The two brothers Ian and Dylan Macalinao, who are the brains behind the Solana stablecoin exchange Saber Labs, are the subject of an investigation by the United States Department of Justice, according to a recent report from the media outlet CoinDesk.
In 2022, it came to light that Ian had fabricated 11 false identities and modified the TVL algorithm in order to build an ecosystem of interlocking financial products. These products double- and triple-counted cryptocurrency deposits by passing tokens between themselves, which resulted in billions of dollars of funds being calculated twice, then again, and again.
According to Ian, the activities of the brothers pushed up the price of SOL, which is the native token of the Solana network. During the height of the bull market in cryptocurrencies in 2021, a major growth measure for Solana was increased by billions of dollars due to their efforts.

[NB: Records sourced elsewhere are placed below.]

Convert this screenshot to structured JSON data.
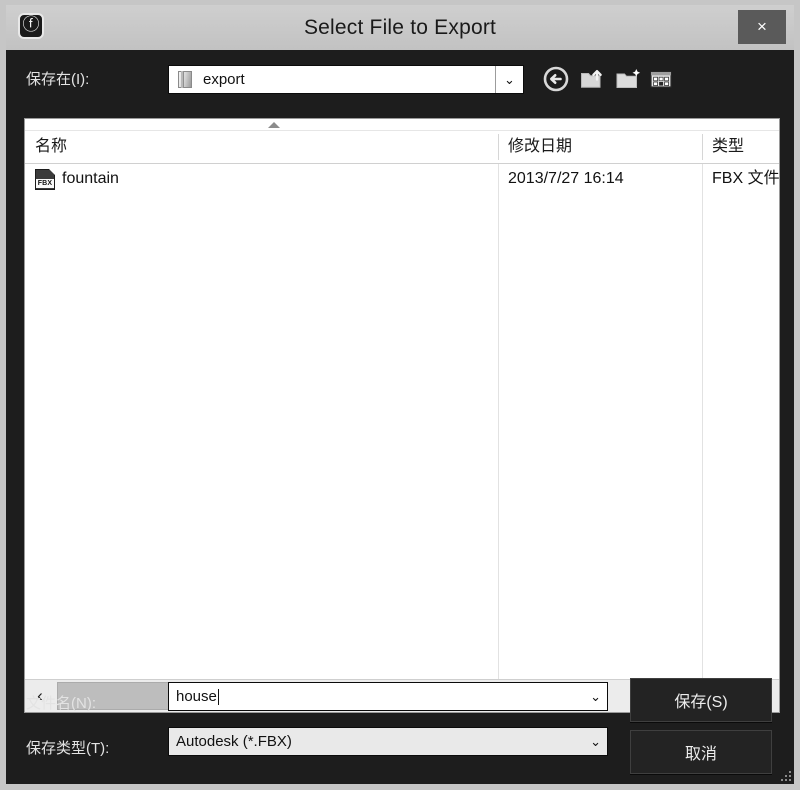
{
  "window": {
    "title": "Select File to Export",
    "app_icon": "max-logo-icon",
    "close_label": "×"
  },
  "toolbar": {
    "lookin_label": "保存在(I):",
    "lookin_value": "export",
    "lookin_dropdown_glyph": "⌄",
    "buttons": [
      {
        "name": "back-button",
        "tooltip": "返回"
      },
      {
        "name": "up-one-level-button",
        "tooltip": "上一级"
      },
      {
        "name": "new-folder-button",
        "tooltip": "新建文件夹"
      },
      {
        "name": "view-mode-button",
        "tooltip": "视图"
      }
    ]
  },
  "file_list": {
    "columns": [
      {
        "key": "name",
        "label": "名称"
      },
      {
        "key": "date",
        "label": "修改日期"
      },
      {
        "key": "type",
        "label": "类型"
      }
    ],
    "sort_column": "name",
    "sort_direction": "ascending",
    "rows": [
      {
        "icon": "fbx-file-icon",
        "icon_label": "FBX",
        "name": "fountain",
        "date": "2013/7/27 16:14",
        "type": "FBX 文件"
      }
    ]
  },
  "scrollbar": {
    "left_glyph": "‹",
    "right_glyph": "›",
    "thumb_fraction": 0.72
  },
  "form": {
    "filename_label": "文件名(N):",
    "filename_value": "house",
    "filetype_label": "保存类型(T):",
    "filetype_value": "Autodesk (*.FBX)",
    "dropdown_glyph": "⌄"
  },
  "actions": {
    "save_label": "保存(S)",
    "cancel_label": "取消"
  },
  "colors": {
    "titlebar": "#c8c8c8",
    "dialog_bg": "#1d1d1d",
    "list_bg": "#ffffff",
    "text_light": "#e3e3e3",
    "text_dark": "#111111",
    "close_button": "#5a5a5a"
  }
}
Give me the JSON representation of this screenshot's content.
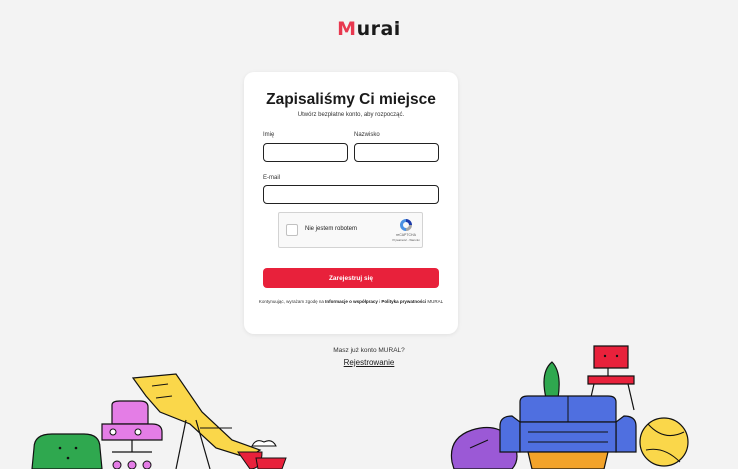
{
  "brand": {
    "logo_m": "M",
    "logo_rest": "urai"
  },
  "form": {
    "title": "Zapisaliśmy Ci miejsce",
    "subtitle": "Utwórz bezpłatne konto, aby rozpocząć.",
    "first_name_label": "Imię",
    "last_name_label": "Nazwisko",
    "first_name_value": "",
    "last_name_value": "",
    "email_label": "E-mail",
    "email_value": "",
    "submit_label": "Zarejestruj się"
  },
  "captcha": {
    "label": "Nie jestem robotem",
    "brand": "reCAPTCHA",
    "links": "Prywatność - Warunki"
  },
  "terms": {
    "prefix": "Kontynuując, wyrażam zgodę na ",
    "link1": "Informacje o współpracy",
    "middle": " i ",
    "link2": "Polityka prywatności",
    "suffix": " MURAL"
  },
  "signin": {
    "question": "Masz już konto MURAL?",
    "link": "Rejestrowanie"
  },
  "colors": {
    "accent": "#e8213b",
    "logo_m": "#e8384f",
    "background": "#f3f3f3"
  },
  "illustrations": [
    "furniture-left-illustration",
    "furniture-right-illustration"
  ]
}
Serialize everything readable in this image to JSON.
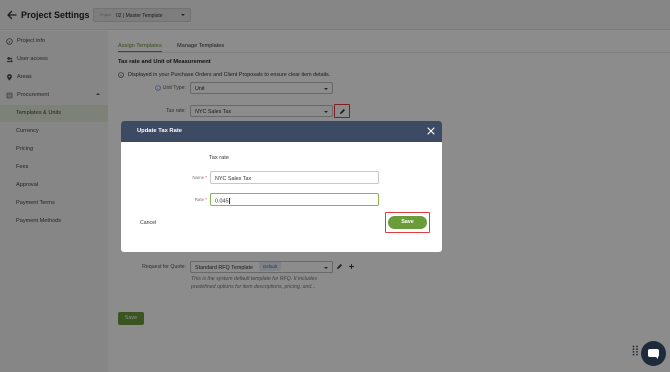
{
  "header": {
    "title": "Project Settings",
    "project_label": "Project",
    "project_value": "02 | Master Template"
  },
  "sidebar": {
    "items": [
      {
        "label": "Project info",
        "icon": "info-icon"
      },
      {
        "label": "User access",
        "icon": "users-icon"
      },
      {
        "label": "Areas",
        "icon": "location-pin-icon"
      },
      {
        "label": "Procurement",
        "icon": "cart-icon"
      },
      {
        "label": "Templates & Units"
      },
      {
        "label": "Currency"
      },
      {
        "label": "Pricing"
      },
      {
        "label": "Fees"
      },
      {
        "label": "Approval"
      },
      {
        "label": "Payment Terms"
      },
      {
        "label": "Payment Methods"
      }
    ],
    "active_item": "Templates & Units"
  },
  "tabs": [
    {
      "label": "Assign Templates",
      "active": true
    },
    {
      "label": "Manage Templates",
      "active": false
    }
  ],
  "section": {
    "title": "Tax rate and Unit of Measurement",
    "info_text": "Displayed in your Purchase Orders and Client Proposals to ensure clear item details.",
    "unit_type_label": "Unit Type:",
    "unit_type_value": "Unit",
    "tax_rate_label": "Tax rate:",
    "tax_rate_value": "NYC Sales Tax"
  },
  "rfq": {
    "label": "Request for Quote:",
    "value": "Standard RFQ Template",
    "badge": "Default",
    "note": "This is the system default template for RFQ. It includes predefined options for item descriptions, pricing, and..."
  },
  "main_save_label": "Save",
  "modal": {
    "title": "Update Tax Rate",
    "subtitle": "Tax rate",
    "name_label": "Name",
    "name_value": "NYC Sales Tax",
    "rate_label": "Rate",
    "rate_value": "0.045",
    "required_mark": "*",
    "cancel_label": "Cancel",
    "save_label": "Save"
  },
  "colors": {
    "accent_green": "#6a9c39",
    "modal_header": "#3d4a64",
    "highlight_red": "#e23b3b",
    "chat_bubble": "#1d2b3a"
  }
}
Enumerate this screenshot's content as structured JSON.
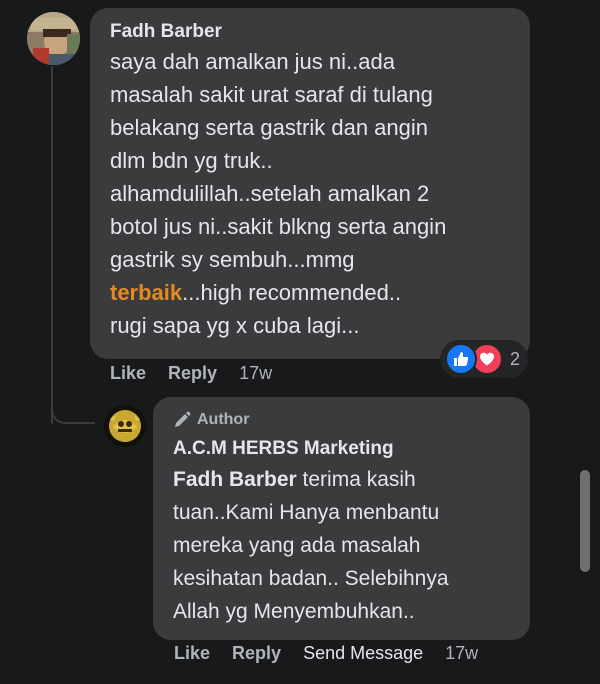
{
  "comment": {
    "author": "Fadh Barber",
    "text_before": "saya dah amalkan jus ni..ada\nmasalah sakit urat saraf di tulang\nbelakang serta gastrik dan angin\ndlm bdn yg truk..\nalhamdulillah..setelah amalkan 2\nbotol jus ni..sakit blkng serta angin\ngastrik sy sembuh...mmg\n",
    "highlight": "terbaik",
    "text_after": "...high recommended..\nrugi sapa yg x cuba lagi...",
    "like_label": "Like",
    "reply_label": "Reply",
    "time": "17w",
    "reaction_count": "2",
    "reaction_icons": [
      "like-icon",
      "love-icon"
    ]
  },
  "reply": {
    "badge": "Author",
    "badge_icon": "pencil-icon",
    "page_name": "A.C.M HERBS Marketing",
    "mention": "Fadh Barber",
    "text": " terima kasih\ntuan..Kami Hanya menbantu\nmereka yang ada masalah\nkesihatan badan.. Selebihnya\nAllah yg Menyembuhkan..",
    "like_label": "Like",
    "reply_label": "Reply",
    "send_label": "Send Message",
    "time": "17w"
  },
  "colors": {
    "background": "#18191a",
    "bubble": "#3a3b3c",
    "highlight": "#e58a1f",
    "like": "#1877f2",
    "love": "#f33e58"
  }
}
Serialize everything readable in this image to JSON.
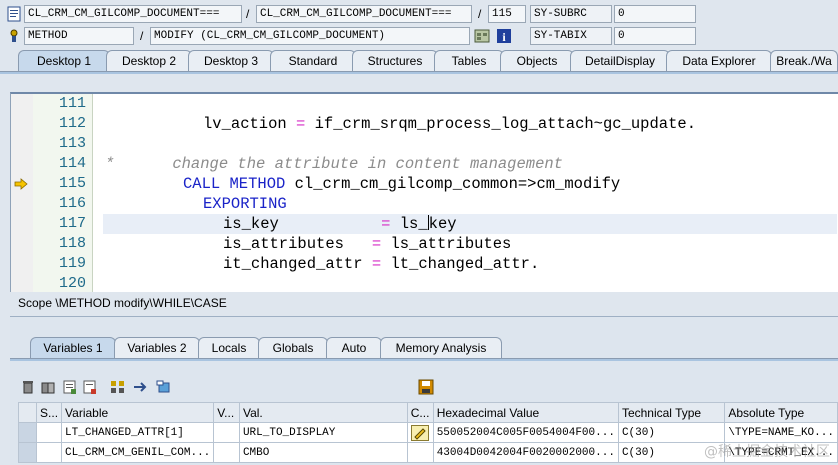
{
  "info_row1": {
    "program": "CL_CRM_CM_GILCOMP_DOCUMENT===",
    "include": "CL_CRM_CM_GILCOMP_DOCUMENT===",
    "line": "115",
    "sysfield_label": "SY-SUBRC",
    "sysfield_value": "0"
  },
  "info_row2": {
    "event_type": "METHOD",
    "event_name": "MODIFY (CL_CRM_CM_GILCOMP_DOCUMENT)",
    "sysfield_label": "SY-TABIX",
    "sysfield_value": "0"
  },
  "desktop_tabs": [
    "Desktop 1",
    "Desktop 2",
    "Desktop 3",
    "Standard",
    "Structures",
    "Tables",
    "Objects",
    "DetailDisplay",
    "Data Explorer",
    "Break./Wa"
  ],
  "editor": {
    "lines": [
      {
        "no": "111"
      },
      {
        "no": "112"
      },
      {
        "no": "113"
      },
      {
        "no": "114"
      },
      {
        "no": "115"
      },
      {
        "no": "116"
      },
      {
        "no": "117"
      },
      {
        "no": "118"
      },
      {
        "no": "119"
      },
      {
        "no": "120"
      }
    ],
    "code": {
      "l112_a": "lv_action ",
      "l112_op": "=",
      "l112_b": " if_crm_srqm_process_log_attach~gc_update.",
      "l114_star": "*",
      "l114_comment": "change the attribute in content management",
      "l115_kw": "CALL METHOD",
      "l115_rest": " cl_crm_cm_gilcomp_common=>cm_modify",
      "l116_kw": "EXPORTING",
      "l117_a": "is_key           ",
      "l117_op": "=",
      "l117_b1": " ls_",
      "l117_b2": "key",
      "l118_a": "is_attributes   ",
      "l118_op": "=",
      "l118_b": " ls_attributes",
      "l119_a": "it_changed_attr ",
      "l119_op": "=",
      "l119_b": " lt_changed_attr."
    }
  },
  "scope": "Scope \\METHOD modify\\WHILE\\CASE",
  "var_tabs": [
    "Variables 1",
    "Variables 2",
    "Locals",
    "Globals",
    "Auto",
    "Memory Analysis"
  ],
  "var_table": {
    "headers": [
      "S...",
      "Variable",
      "V...",
      "Val.",
      "C...",
      "Hexadecimal Value",
      "Technical Type",
      "Absolute Type"
    ],
    "rows": [
      {
        "variable": "LT_CHANGED_ATTR[1]",
        "val": "URL_TO_DISPLAY",
        "hex": "550052004C005F0054004F00...",
        "tech": "C(30)",
        "abs": "\\TYPE=NAME_KO..."
      },
      {
        "variable": "CL_CRM_CM_GENIL_COM...",
        "val": "CMBO",
        "hex": "43004D0042004F0020002000...",
        "tech": "C(30)",
        "abs": "\\TYPE=CRMT_EX..."
      }
    ]
  },
  "watermark": "@稀土掘金技术社区"
}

“The metric to optimize for in Summer 2021 was [total value locked (TVL)]. TVL can only count if protocols are built separately, so I devised a scheme to maximize Solana’s TVL: I would build protocols that stack on top of each other, such that a dollar could be counted several times.”
Online leads on cryptographic endeavors orbiting Saber are being sought by investigators. These include Cashio, a stablecoin business that lost millions of dollars in a hack in March, and the DeFi yield-farming program Sunny Aggregator. Ian, under assumed names, produced the source code for both of these projects.
The siblings abandoned their attempt to transfer Saber to the Aptos blockchain. Protagonist VC, a cryptocurrency investment fund, has closed. Moreover, they gave Marinade, another Solana-based DeFi protocol, authority over several of their previously anonymously developed projects.